Third wavers find and appoint business and technology leaders who’ve experienced one or more transformation attempts. They have the “scars” and acumen acquired designing, leading and participating in conscious organisational change. Such leaders are evolved digital business leaders who are willing to ride the tumultuous waves of change with the CEO.
Develop a transformation roadmap
Many established organisations have heard the call for change to remain competitive in a disrupted business environment. Few are successfully moving swiftly and effectively enough to make sense of the 21st century business model and retrofit an appropriate design in their enterprise. Even when they’ve exceptional leadership with a bold vision, the task of harnessing and turning the business is proving difficult. However, enterprises that are becoming new world digital businesses start with a loose, principle-based roadmap traversing culture, technology and data.
Adopt agile principles
The third wave of organisational change appropriates and applies agile principles and practices top-down and bottom-up to enable deep rich cross-functional collaboration, fluid communications and rapid flow of idea to action.
Traditional siloed structures are flattened and recast to look more like a network of teams than a hierarchy. An agile practice discipline of continual, enterprise-wide prioritisation across a backlog or portfolio of potential investment, balances limited funds, effort, time and resources across limitless ideas, projects, and activities.
This helps third-wave organisations move more quickly towards their shared objective of digital business transformation. Productivity and velocity increases incrementally as the transformation gains assurance and validity from even small, early results. The change is experiential.

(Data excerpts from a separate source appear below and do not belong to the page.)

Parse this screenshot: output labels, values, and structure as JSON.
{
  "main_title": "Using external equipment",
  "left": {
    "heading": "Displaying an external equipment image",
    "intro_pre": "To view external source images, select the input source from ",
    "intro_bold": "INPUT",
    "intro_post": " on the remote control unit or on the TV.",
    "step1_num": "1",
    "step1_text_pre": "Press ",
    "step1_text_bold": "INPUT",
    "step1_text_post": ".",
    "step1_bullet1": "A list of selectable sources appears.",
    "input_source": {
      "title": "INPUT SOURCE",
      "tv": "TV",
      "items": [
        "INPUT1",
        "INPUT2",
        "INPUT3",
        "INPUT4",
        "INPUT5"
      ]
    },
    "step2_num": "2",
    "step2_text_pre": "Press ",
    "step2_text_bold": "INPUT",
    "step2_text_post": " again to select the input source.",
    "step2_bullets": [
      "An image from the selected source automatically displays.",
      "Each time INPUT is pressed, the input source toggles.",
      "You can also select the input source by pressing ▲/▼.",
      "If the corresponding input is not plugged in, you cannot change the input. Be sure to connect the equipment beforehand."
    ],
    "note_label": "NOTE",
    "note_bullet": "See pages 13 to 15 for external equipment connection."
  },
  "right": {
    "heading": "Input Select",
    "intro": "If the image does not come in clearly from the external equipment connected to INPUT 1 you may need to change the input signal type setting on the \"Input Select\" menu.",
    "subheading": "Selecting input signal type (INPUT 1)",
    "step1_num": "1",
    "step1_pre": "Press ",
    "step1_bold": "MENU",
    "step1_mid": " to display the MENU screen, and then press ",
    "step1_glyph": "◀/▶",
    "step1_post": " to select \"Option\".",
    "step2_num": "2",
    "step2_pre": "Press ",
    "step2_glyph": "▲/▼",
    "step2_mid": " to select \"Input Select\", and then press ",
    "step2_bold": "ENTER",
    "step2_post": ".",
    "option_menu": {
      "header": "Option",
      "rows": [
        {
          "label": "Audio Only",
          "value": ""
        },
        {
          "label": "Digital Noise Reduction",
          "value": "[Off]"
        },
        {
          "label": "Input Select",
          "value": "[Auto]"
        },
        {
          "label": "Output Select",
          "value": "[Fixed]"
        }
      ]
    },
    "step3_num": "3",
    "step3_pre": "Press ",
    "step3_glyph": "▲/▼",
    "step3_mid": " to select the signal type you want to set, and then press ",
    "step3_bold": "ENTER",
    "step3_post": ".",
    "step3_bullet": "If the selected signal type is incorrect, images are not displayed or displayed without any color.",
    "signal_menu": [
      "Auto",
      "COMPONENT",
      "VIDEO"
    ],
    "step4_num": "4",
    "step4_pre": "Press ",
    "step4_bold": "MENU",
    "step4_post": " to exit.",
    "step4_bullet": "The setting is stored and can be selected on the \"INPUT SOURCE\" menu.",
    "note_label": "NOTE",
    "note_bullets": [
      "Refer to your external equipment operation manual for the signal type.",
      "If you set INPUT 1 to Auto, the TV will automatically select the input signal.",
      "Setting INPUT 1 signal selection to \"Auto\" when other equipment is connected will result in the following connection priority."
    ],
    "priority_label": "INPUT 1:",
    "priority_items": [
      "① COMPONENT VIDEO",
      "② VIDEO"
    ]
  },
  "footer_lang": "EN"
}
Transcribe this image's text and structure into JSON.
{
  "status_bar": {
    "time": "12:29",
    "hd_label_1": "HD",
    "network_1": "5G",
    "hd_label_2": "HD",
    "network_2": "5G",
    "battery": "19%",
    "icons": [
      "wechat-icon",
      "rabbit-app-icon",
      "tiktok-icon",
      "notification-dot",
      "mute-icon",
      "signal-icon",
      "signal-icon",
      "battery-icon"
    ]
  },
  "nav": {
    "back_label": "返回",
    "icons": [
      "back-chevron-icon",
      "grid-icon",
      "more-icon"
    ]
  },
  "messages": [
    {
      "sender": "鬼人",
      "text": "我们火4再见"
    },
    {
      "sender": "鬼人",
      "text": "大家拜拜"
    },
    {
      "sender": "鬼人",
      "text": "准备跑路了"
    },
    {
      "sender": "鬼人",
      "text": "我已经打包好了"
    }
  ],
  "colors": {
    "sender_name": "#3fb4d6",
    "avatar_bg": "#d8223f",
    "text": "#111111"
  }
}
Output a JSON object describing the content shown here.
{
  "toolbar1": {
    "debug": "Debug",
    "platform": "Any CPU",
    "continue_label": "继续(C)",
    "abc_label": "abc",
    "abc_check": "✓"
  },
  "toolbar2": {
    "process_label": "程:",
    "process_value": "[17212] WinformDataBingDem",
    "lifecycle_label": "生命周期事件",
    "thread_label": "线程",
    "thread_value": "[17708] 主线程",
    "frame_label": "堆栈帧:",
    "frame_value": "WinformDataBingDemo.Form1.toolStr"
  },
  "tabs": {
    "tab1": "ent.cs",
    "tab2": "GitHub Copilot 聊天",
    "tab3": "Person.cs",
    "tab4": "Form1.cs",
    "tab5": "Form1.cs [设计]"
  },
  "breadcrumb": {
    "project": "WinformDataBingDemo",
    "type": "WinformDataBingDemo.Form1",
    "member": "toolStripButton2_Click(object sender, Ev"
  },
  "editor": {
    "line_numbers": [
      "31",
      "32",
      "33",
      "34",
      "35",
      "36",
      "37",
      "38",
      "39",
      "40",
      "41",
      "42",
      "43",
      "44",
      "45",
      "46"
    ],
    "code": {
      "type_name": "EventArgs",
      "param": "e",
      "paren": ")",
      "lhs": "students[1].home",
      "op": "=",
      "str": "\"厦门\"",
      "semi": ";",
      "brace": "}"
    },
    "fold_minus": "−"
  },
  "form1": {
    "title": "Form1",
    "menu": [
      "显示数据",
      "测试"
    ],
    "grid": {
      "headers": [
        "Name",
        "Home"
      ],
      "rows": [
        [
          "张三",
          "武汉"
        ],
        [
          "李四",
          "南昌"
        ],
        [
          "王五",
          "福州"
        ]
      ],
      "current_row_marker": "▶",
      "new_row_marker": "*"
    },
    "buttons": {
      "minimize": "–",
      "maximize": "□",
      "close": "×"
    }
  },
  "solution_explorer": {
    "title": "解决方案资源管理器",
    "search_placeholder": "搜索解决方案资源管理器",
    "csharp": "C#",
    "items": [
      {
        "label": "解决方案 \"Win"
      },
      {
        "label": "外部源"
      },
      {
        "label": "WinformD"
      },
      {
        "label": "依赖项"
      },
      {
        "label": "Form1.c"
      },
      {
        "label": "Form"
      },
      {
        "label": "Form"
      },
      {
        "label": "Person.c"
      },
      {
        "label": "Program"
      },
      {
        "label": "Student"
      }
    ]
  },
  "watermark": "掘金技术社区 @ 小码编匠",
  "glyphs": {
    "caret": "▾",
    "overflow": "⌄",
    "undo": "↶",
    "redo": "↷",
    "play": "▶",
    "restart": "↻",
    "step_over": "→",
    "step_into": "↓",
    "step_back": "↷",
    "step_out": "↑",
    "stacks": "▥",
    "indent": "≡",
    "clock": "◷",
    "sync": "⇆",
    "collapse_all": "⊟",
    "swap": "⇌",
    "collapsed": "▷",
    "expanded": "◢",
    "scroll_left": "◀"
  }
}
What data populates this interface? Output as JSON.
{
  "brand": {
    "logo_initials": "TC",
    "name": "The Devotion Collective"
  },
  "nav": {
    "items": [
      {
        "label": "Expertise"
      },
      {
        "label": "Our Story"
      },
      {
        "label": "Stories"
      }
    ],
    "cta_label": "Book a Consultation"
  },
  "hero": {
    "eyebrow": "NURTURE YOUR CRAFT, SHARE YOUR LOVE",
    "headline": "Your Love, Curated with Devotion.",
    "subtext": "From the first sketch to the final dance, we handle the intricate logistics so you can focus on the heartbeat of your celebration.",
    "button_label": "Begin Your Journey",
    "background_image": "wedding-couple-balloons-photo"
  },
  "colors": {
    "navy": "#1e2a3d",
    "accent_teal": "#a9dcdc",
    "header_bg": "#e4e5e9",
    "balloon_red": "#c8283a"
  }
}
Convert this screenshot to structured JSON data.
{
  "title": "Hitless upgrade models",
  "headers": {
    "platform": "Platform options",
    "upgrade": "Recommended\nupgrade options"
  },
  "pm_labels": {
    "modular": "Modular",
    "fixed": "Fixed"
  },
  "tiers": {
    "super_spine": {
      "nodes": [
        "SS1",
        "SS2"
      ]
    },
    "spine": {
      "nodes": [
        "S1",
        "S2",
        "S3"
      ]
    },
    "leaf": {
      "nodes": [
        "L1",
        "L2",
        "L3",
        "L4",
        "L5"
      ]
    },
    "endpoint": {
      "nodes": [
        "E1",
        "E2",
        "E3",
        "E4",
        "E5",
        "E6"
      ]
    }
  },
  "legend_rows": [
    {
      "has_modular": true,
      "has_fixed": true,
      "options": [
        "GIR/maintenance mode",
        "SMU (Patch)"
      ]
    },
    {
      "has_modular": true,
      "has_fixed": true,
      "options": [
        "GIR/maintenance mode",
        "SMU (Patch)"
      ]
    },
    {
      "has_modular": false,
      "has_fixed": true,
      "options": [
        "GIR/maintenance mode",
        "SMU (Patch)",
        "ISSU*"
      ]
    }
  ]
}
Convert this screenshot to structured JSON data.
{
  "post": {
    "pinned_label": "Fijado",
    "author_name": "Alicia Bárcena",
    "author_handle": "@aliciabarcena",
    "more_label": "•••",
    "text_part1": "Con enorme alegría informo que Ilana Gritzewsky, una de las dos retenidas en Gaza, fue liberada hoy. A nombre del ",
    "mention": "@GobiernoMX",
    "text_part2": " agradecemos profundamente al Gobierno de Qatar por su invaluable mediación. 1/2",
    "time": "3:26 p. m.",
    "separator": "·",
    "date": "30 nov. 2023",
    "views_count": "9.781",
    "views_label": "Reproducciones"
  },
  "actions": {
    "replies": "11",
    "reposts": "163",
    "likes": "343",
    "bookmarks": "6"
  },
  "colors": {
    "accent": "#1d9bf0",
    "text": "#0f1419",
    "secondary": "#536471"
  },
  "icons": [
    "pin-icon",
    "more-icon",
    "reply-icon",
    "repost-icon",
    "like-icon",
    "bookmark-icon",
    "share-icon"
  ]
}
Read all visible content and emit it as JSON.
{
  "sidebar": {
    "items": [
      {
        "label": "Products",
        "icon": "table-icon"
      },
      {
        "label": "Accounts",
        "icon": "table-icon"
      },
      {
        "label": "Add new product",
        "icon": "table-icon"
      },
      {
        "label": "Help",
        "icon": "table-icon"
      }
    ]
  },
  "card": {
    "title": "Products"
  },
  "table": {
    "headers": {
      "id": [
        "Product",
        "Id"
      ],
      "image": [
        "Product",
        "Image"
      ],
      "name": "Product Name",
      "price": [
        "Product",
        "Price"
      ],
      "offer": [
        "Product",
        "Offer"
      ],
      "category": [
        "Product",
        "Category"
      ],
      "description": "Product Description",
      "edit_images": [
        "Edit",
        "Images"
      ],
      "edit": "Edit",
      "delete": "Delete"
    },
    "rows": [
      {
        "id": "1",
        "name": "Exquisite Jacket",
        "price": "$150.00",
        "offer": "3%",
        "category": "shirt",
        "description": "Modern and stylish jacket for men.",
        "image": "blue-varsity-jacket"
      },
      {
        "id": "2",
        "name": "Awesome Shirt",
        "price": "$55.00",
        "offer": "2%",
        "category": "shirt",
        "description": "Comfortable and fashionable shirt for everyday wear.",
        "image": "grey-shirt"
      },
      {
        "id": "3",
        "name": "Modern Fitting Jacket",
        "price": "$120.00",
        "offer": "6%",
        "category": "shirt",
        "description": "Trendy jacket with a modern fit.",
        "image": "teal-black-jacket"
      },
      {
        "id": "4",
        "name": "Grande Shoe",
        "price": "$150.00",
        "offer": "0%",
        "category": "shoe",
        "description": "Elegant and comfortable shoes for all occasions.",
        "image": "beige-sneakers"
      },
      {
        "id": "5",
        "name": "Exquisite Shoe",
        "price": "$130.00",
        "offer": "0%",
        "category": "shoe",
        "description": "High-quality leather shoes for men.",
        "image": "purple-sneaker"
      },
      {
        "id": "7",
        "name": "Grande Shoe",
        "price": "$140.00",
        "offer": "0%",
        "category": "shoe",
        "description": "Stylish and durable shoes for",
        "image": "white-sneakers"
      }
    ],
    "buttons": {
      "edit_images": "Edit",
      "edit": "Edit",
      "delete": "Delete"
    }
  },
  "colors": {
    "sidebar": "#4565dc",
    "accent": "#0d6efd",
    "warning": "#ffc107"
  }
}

What does success look like?
During the first year of its transformation,BNPPF’s leaders said people were flourishing and developing themselves. Its new governance model has changed the approach to IT demand management and priority alignment across business units. Business trust and engagement with IT is slowly shifting. The bank is now starting to protect and use dynamic, constantly flowing, distributed data that digital business generates, which leads to the creation of digital products.
Overall, executives say the major change is its ability to scale its digital business model. BNPPF was declared "Bank of the Year — Belgium" in November 2017 by The Banker magazine.
Established organisations successfully adapting to digital business conditions can deliver growth and profit from disruption. Boards and shareholders are satisfied when they start to see these investments in change delivering traditional business measures of growth in market share, then revenue, and finally, margins.